Hiçbir suçu günahı olmayan emir kulu “kınalı kuzular”ın değil boğazını kesmek, onlara fiske vuranlar da en az “darbeciler” kadar barbardır, insanlık düşmanıdır. Onlar da yargılanıp, en ağır cezayı almalıdır.
Aynı şekilde uydurup yaydıkları yalanlarla karşımızdaki asıl tehlikeyi gizlemeye çalışanlar, toplumda iç savaş çıkması için ellerinden geleni yapanlar da yargıda hesap vermeli.
2013 yılında Suriye’deki çatışmalar sırasında çekilmiş bir fotoğrafı, “Askerin boğazını kestiler” diyerek sosyal medyada paylaşan muhabirin gözaltına alınıp, serbest bırakılması ne demek?
Türkiye’de milyonlarca insan bu yalana kanıp, “darbeye dur” demek için sokağa çıkanların, aslında amaçlarının “demokrasi” değil, “şeriat” olduğu gerekçesiyle korkuya kapıldı. Bir yalan haberin toplumda yarattığı infiale bakar mısınız?

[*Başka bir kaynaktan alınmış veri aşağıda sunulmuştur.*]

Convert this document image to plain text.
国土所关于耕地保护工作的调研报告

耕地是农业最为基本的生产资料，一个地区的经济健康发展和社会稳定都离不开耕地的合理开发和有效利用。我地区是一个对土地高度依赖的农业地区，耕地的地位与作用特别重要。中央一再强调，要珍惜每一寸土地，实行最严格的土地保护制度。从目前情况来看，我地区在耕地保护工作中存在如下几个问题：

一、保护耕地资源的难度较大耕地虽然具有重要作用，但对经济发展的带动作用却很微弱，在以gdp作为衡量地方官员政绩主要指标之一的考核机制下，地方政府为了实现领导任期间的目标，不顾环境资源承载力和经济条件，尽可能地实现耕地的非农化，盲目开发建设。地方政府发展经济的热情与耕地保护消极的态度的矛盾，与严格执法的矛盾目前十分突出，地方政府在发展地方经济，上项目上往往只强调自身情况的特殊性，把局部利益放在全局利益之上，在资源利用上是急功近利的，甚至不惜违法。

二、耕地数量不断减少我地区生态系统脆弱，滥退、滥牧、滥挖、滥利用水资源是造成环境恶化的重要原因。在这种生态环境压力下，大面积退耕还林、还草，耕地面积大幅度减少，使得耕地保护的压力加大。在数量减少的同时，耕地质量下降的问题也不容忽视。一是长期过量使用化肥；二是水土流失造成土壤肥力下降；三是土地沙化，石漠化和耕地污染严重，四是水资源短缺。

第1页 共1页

O yüzdendir ki öfkeli kalabalığın linç etmek istediği “kınalı kuzu”yu kurtarıp, hastaneye götüren tiyatrocu Ali Nuri Türkoğlu ve arkadaşları sosyal medyada “Katil IŞİD’ci” damgası yedi. Kendinizi bir an için, can kurtarırken “Katil IŞİD’ci” damgası yiyen Türkoğlu ve evinizde otururken “Başı kesilen asker” ilan edilen Burak Salıvermez’in yerine koyun…
200’den fazla insanın hayatını kaybettiği “Darbe girişimi”ne gölge düşüren bu “yalan haberler”in sosyal medyada ilgi çekmek için yapıldığını düşünmüyorum.
HAYVANLARI İZLERKEN İNSANLIĞIMDAN UTANDIM
Ne para, ne kadın; akan bir suyun sesi kadar hiçbir şey dinlendiremez beni… Ne zaman olan biten ruhumda bu denli derin izler bırakırsa, bu hasarı su sesiyle tamir ederim… Recep Tayyip Erdoğan’ı devirmek için yola çıkıp, gözlerini kırpmadan insanları katleden “darbeciler”in 15 Temmuz’dan bu yana iç dünyamda yarattığı tahribatı yine su sesiyle hafiflettim.
Pazartesiden bu yana Marmaris Bördübet’teki Golden Key’in içinden geçen derenin sesini dinleyip, bir avuç suda yaşayan hayvanları izliyorum. Çeşitli renk ve büyüklükteki balıklar, su kaplumbağaları, ördekler ve kuğular, eni iki, boyu birkaç yüz metreyi geçmeyen suyun içinde gün boyu rızıklarını arıyor. İki gündür, ne birbirinin boğazını kesen, birbirine kurşun sıkan, bomba atan canlı gördüm, ne de kendilerinden olmayanı bir avuç suda boğup, katledeni… Birbirlerine saldırmadan, dar alanda kısa paslaşmalar yapıyorlar adeta…
Yeminle söylüyorum, onları izlerken insanlığımdan utandım.. Biz 78 milyon insan, 783 bin kilometrekare gibi geniş bir coğrafyayı kendimize dar edip, birbirimizi öldürürken, yüzlerce hayvanın birbirlerinin kılına değmeden bir avuç suda barış içinde yaşamasına özendim…
GÜNÜN SÖZÜ
Kelimenin tam anlamıyla gerçek bir demokrasi hiçbir zaman var olmadı ve var olmayacaktır. (J. J. Rousseau)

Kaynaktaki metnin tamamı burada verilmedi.